You might get a few responses from unsuspecting prospects, but your campaigns won’t be a success. The least you need to do is keep prospects with similar persona and account traits and with similar challenges in the same campaign. This way you can keep your subject lines personal and relevant.
Searching for the best subject lines means that you need to have a continuous process to find out what works at a given time for a target persona and ICP. You might have to go through multiple iterations before you find something optimum.
For a guideline, any subject line that generates 60%+ open rates and 5%+ reply rates can be considered high-performing.
Here are a few ways in which you can keep looking.
A/B testing for cold email copy is standard, and most sales reps and cold emails run A/B tests. Angles could include testing the CTA, the value proposition, and the introduction line. Each one of them gets you closer to higher reply rates.
But you can’t get replies to your emails if they aren’t opened. Thus, you need to A/B test your subject lines with the email content.
Having a weekly routine of including a test subject line with what’s already working can be a great way to benchmark performance while figuring out what’s next.
Personalization can also lead to your optimum subject line and much faster. With personalization, you can run multiple subject lines simultaneously. And personalization comes in two levels for subject lines -
Most cold email outreach software doesn’t have a dedicated analytics dashboard for A/B testing subject lines. But you can implement workarounds to get to know which subjects work better than others.
For tools like Smarltead, Reply.io, and others you can create different variations of email copy. In these copies, you can also include different subject lines to test performance against each other.
If you want to test the performance of subject lines while keeping the email copies the same, do this. Create multiple variations within your email outreach software and keep the email copy the same. Just use different subject lines for each of your variations.
You can check open rate performance in your analytics dashboard and get a quick overview of what’s working and what isn’t.
Here’s how it looks in Smartlead.
You can also include an element of gut feeling in your testing.
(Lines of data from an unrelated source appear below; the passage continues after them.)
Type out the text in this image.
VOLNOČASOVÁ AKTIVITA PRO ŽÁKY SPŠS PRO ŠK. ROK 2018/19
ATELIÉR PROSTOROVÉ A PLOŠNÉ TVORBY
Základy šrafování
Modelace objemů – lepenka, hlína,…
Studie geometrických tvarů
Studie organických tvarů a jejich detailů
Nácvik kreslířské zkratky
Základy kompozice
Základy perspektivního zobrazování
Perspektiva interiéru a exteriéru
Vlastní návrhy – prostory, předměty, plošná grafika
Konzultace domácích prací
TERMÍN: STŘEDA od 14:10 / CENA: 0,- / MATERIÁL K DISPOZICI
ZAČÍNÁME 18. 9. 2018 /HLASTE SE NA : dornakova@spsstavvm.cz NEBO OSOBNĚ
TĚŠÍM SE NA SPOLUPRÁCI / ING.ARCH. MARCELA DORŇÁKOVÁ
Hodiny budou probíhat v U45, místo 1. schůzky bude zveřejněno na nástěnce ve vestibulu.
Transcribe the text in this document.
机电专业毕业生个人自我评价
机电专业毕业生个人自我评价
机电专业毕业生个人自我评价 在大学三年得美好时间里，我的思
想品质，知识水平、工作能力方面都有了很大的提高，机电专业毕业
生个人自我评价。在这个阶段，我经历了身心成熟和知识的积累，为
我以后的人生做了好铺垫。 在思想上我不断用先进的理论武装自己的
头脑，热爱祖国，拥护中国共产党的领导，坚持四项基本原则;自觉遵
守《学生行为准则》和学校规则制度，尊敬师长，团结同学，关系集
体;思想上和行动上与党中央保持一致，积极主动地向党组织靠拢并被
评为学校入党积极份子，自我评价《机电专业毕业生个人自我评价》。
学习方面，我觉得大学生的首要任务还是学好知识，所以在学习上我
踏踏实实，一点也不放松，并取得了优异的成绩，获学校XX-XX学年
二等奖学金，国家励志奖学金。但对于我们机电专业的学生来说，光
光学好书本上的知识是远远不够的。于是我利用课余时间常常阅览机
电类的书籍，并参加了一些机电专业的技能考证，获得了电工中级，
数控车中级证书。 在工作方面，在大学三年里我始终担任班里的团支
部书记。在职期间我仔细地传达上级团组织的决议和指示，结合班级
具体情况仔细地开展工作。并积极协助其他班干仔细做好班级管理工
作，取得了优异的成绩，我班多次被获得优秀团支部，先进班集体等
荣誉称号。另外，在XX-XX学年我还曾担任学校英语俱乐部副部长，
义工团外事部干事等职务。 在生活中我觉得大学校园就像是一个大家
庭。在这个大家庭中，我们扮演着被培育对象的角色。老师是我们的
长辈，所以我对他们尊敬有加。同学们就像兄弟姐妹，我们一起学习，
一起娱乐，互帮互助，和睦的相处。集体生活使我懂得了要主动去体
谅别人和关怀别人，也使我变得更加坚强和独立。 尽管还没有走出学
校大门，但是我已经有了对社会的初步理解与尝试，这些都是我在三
This works well if your outreach numbers and sending volume are low. Let’s say you send just 100-200 new emails every week. In that case, the numbers are too low to do an A/B test for subject lines.
Instead, you can include subject lines addressing different outreach angles using Spintax. And when you see that certain subject lines tend to get higher replies than the rest, you will have nailed down your ideal subject line.
For all of your subject lines, you should have a measurement process. Ideally, you need to know overall open rates and reply rates for your subject lines. If you want to go deeper, you can also include the deal conversion metrics in your measurement process.
You should be able to answer the following questions from your metrics -
Mapping metrics throughout the process informs your future tests and improves overall conversions.
I hope you now believe, that the best subject line for cold emails doesn’t exist. It is just what you make out of your ideas.